Réseaux sociaux

Les amitiés imaginaires

Grâce aux réseaux sociaux, on peut avoir l’impression de tout connaître d’une personnalité publique. Jusqu’à, parfois, la considérer presque… comme une amie. Ces relations dites parasociales sont tout à fait normales, explique la psychologue Marie-Anne Sergerie. Le phénomène suscite tout de même plusieurs questionnements.

Mais qu’est-ce qu’une relation parasociale ? « C’est quand une personne a l’impression d’avoir ou s’imagine avoir une relation avec une personne connue, décrit Marie-Anne Sergerie. Mais il y a une espèce de relation à sens unique où il n’y a pas de réciprocité. »

Le vedettariat a toujours existé, rappelle Nellie Brière, consultante en communications numériques et réseaux sociaux. Le numérique amène toutefois un plus grand sentiment de proximité. « On a toujours notre téléphone avec nous et on consomme le contenu seul, explique-t-elle. En plus, le mode de format comme les stories permet de documenter sa vie et de la mettre en scène. »

« Les réseaux sociaux sont des plateformes où la diffusion d’informations personnelles est un peu moins filtrée. Ça peut donner une impression de proximité et d’avoir accès à du contenu privilégié. »

— Marie-Anne Sergerie, psychologue

Il est donc normal de – presque – tout savoir sur la dernière rupture de notre vedette préférée, d’être inquiète pour l’animal de compagnie d’une personne connue qu’on suit religieusement ou d’être bien au fait de ce que plusieurs célébrités ont fait de leur temps des Fêtes.

Les relations parasociales ont augmenté aussi avec la croissance du nombre de personnalités publiques – que ce soit des célébrités ou des influenceurs – sur les réseaux sociaux. « La relation entre un abonné et un influenceur, elle vient d’une personne qui va donner beaucoup de contenu », indique Emmanuelle Parent, doctorante et chargée de cours à l’Université de Montréal, cofondatrice du Centre pour l’intelligence émotionnelle en ligne (Le CIEL).

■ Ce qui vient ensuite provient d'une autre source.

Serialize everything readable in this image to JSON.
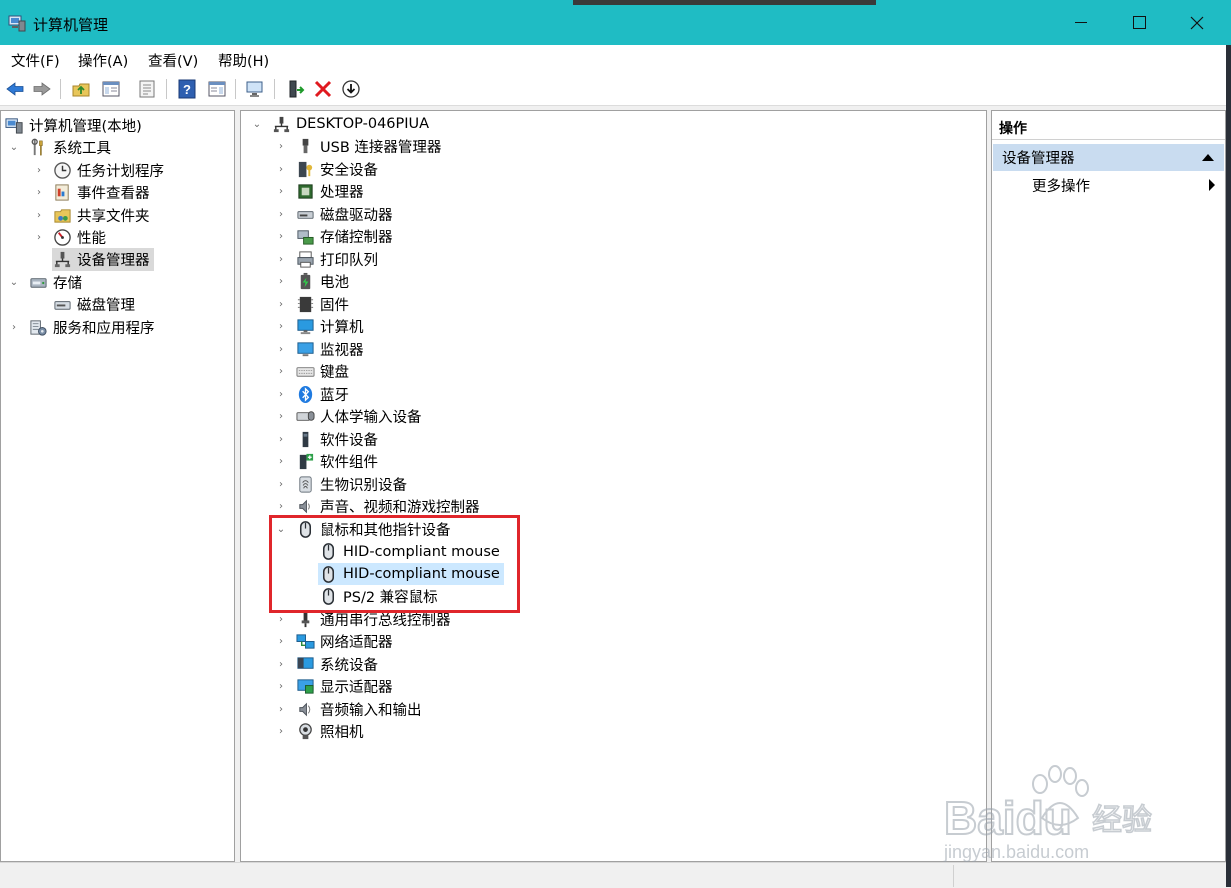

Ces relations ne sont pas « forcément malsaines », dit la psychologue Marie-Anne Sergerie, auteure du livre Cyberdépendance : Quand l’usage des technologies devient problématique. « À la base, l’humain est un être social. Alors on a besoin d’être en lien avec les autres et naturellement, on a tendance à se regrouper et à former des liens pour le faire. Maintenant, ça se fait plus derrière un écran et sur les réseaux sociaux. »

Sonia Benezra est toujours étonnée par le contact direct qu’offrent les réseaux sociaux. « Il y a une intimité présente et encouragée », dit l’animatrice qui est suivie par 33 000 personnes sur Facebook. Certains la considèrent comme une amie, ou même une confidente, et lui livrent des messages très personnels. « J’apprécie que les gens prennent le temps de m’écrire », confie-t-elle.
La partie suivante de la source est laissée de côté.